It is common here in Paris any beggar come to us and ask “piéces deux”, ie two euros, which is more than five Reias. The normal is you give the two pieces of euro or move on. Ça va. You well. But now the crisis of the Euro is getting ugly. And winter is coming mad. Rain and temperatures below freezing. For those sleeping on the street, called SDF, has ever seen, right?
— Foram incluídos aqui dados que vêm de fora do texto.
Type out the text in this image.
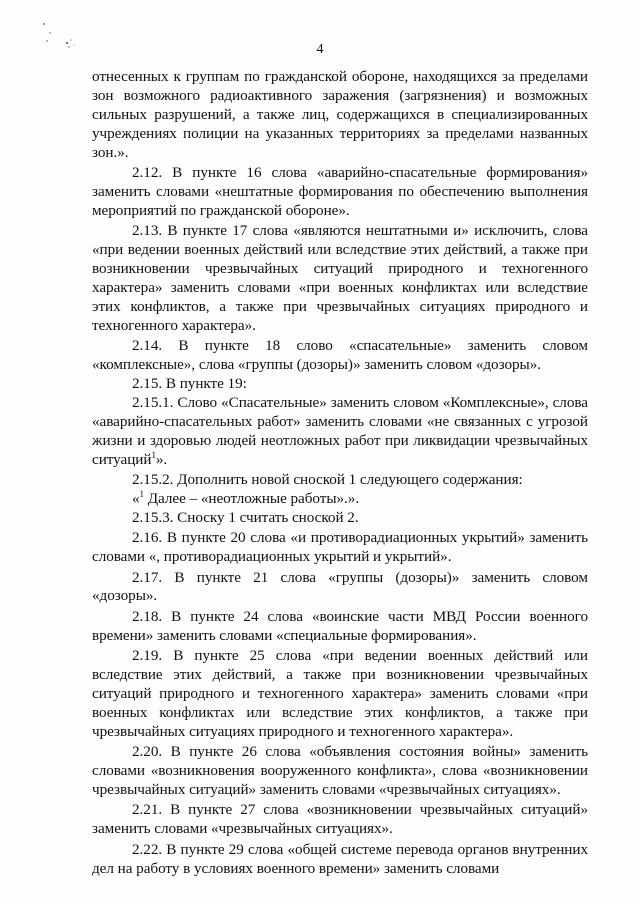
4

отнесенных к группам по гражданской обороне, находящихся за пределами зон возможного радиоактивного заражения (загрязнения) и возможных сильных разрушений, а также лиц, содержащихся в специализированных учреждениях полиции на указанных территориях за пределами названных зон.».

2.12. В пункте 16 слова «аварийно-спасательные формирования» заменить словами «нештатные формирования по обеспечению выполнения мероприятий по гражданской обороне».

2.13. В пункте 17 слова «являются нештатными и» исключить, слова «при ведении военных действий или вследствие этих действий, а также при возникновении чрезвычайных ситуаций природного и техногенного характера» заменить словами «при военных конфликтах или вследствие этих конфликтов, а также при чрезвычайных ситуациях природного и техногенного характера».

2.14. В пункте 18 слово «спасательные» заменить словом «комплексные», слова «группы (дозоры)» заменить словом «дозоры».

2.15. В пункте 19:

2.15.1. Слово «Спасательные» заменить словом «Комплексные», слова «аварийно-спасательных работ» заменить словами «не связанных с угрозой жизни и здоровью людей неотложных работ при ликвидации чрезвычайных ситуаций$^1$».

2.15.2. Дополнить новой сноской 1 следующего содержания:

«$^1$ Далее – «неотложные работы».».

2.15.3. Сноску 1 считать сноской 2.

2.16. В пункте 20 слова «и противорадиационных укрытий» заменить словами «, противорадиационных укрытий и укрытий».

2.17. В пункте 21 слова «группы (дозоры)» заменить словом «дозоры».

2.18. В пункте 24 слова «воинские части МВД России военного времени» заменить словами «специальные формирования».

2.19. В пункте 25 слова «при ведении военных действий или вследствие этих действий, а также при возникновении чрезвычайных ситуаций природного и техногенного характера» заменить словами «при военных конфликтах или вследствие этих конфликтов, а также при чрезвычайных ситуациях природного и техногенного характера».

2.20. В пункте 26 слова «объявления состояния войны» заменить словами «возникновения вооруженного конфликта», слова «возникновении чрезвычайных ситуаций» заменить словами «чрезвычайных ситуациях».

2.21. В пункте 27 слова «возникновении чрезвычайных ситуаций» заменить словами «чрезвычайных ситуациях».

2.22. В пункте 29 слова «общей системе перевода органов внутренних дел на работу в условиях военного времени» заменить словами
It has to appeal to the discount. This same. It’s true. The beggar sleeping on the street so pretty, beautiful, magnificent Paris, is now putting the photo. SOLDES. Scratching puts 2 and 1 Euro. Discount Alms. It is the strongest manifestation of Capitalism Wild. Vale headline in free newspaper distributed on buses and subways: LES DE DF CHANGENT visage. The Homeless They change the landscape of Paris.
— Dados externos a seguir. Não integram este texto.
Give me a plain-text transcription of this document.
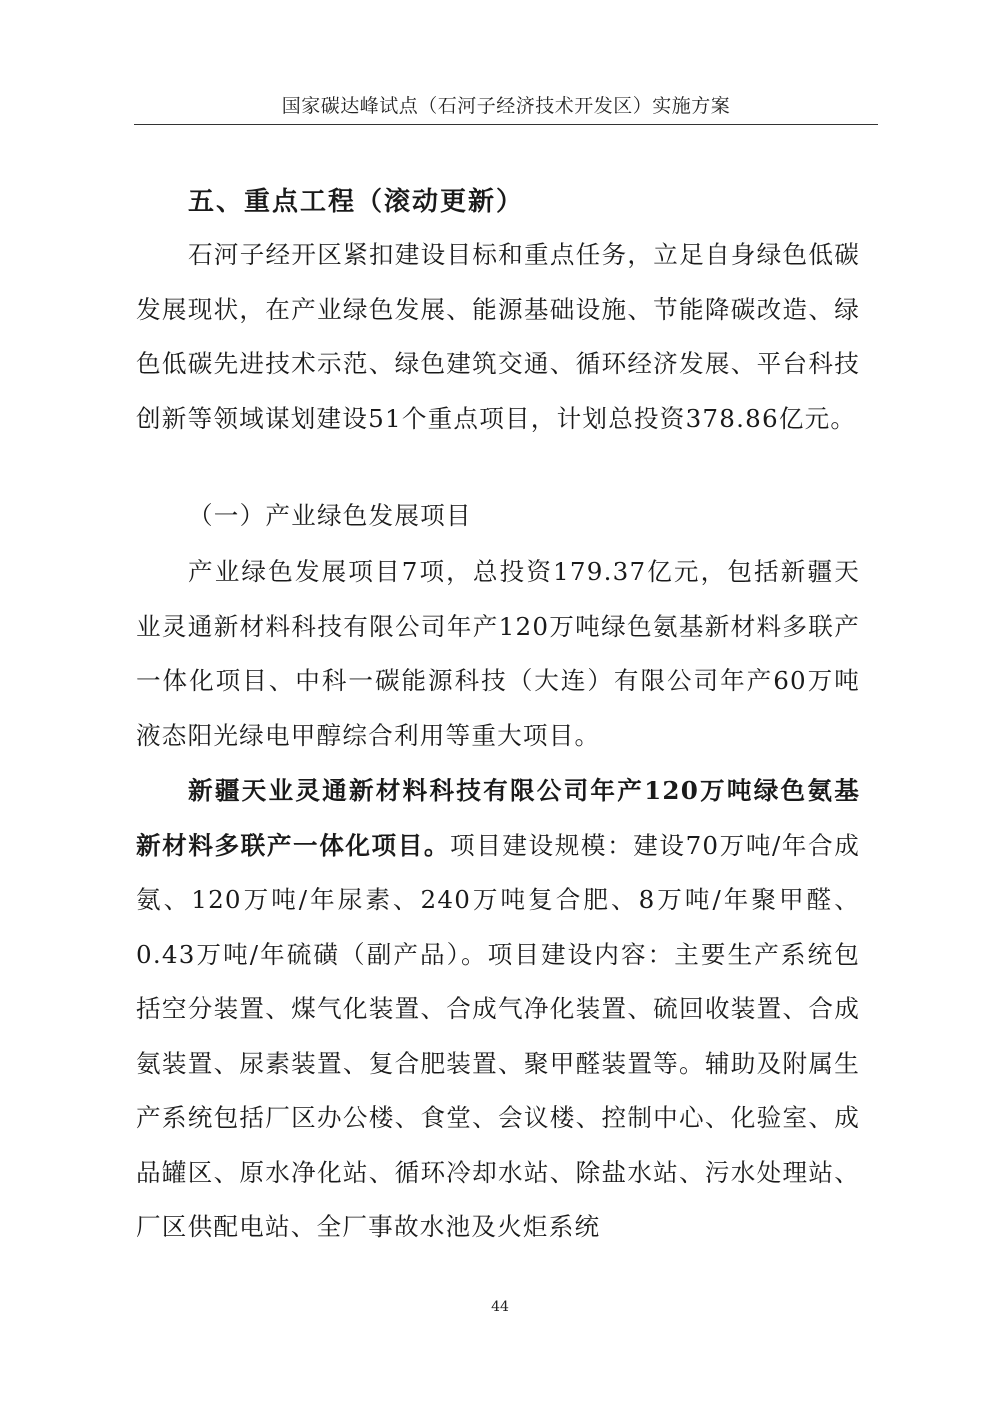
国家碳达峰试点（石河子经济技术开发区）实施方案
五、重点工程（滚动更新）

石河子经开区紧扣建设目标和重点任务，立足自身绿色低碳发展现状，在产业绿色发展、能源基础设施、节能降碳改造、绿色低碳先进技术示范、绿色建筑交通、循环经济发展、平台科技创新等领域谋划建设51个重点项目，计划总投资378.86亿元。

（一）产业绿色发展项目

产业绿色发展项目7项，总投资179.37亿元，包括新疆天业灵通新材料科技有限公司年产120万吨绿色氨基新材料多联产一体化项目、中科一碳能源科技（大连）有限公司年产60万吨液态阳光绿电甲醇综合利用等重大项目。

新疆天业灵通新材料科技有限公司年产120万吨绿色氨基新材料多联产一体化项目。项目建设规模：建设70万吨/年合成氨、120万吨/年尿素、240万吨复合肥、8万吨/年聚甲醛、0.43万吨/年硫磺（副产品）。项目建设内容：主要生产系统包括空分装置、煤气化装置、合成气净化装置、硫回收装置、合成氨装置、尿素装置、复合肥装置、聚甲醛装置等。辅助及附属生产系统包括厂区办公楼、食堂、会议楼、控制中心、化验室、成品罐区、原水净化站、循环冷却水站、除盐水站、污水处理站、厂区供配电站、全厂事故水池及火炬系统

44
 Crise do Euro desvaloriza esmola em Paris

É comum aqui em Paris qualquer mendigo chegar para a gente e pedir “deux piéces”, ou seja, dois euros, que dá mais do que cinco reias. O normal é você dar as duas peças de euro ou seguir em frente. Ça va. Tu bem. Mas agora a Crise do Euro está pegando feio. E tem o inverno chegando brabo. Chuva e temperatura abaixo de zero. Para quem dorme na rua, o chamado SDF, já viu, né? Tem que apelar para o desconto. Isto mesmo. É verdade. O mendigo que dorme na rua da tão linda, bela, magnfíca Paris, agora está colocando na foto. SOLDES. Risca o 2 e coloca 1 Euro. Desconto na Esmola. É a mais forte manifestação do Capitalismo Selvagem. Vale manchete no jornal gratuito distribuído nos ônibus e metrô: LES DF CHANGENT DE VISAGEM. Os Sem-Teto Mudam a Paisagem de Paris.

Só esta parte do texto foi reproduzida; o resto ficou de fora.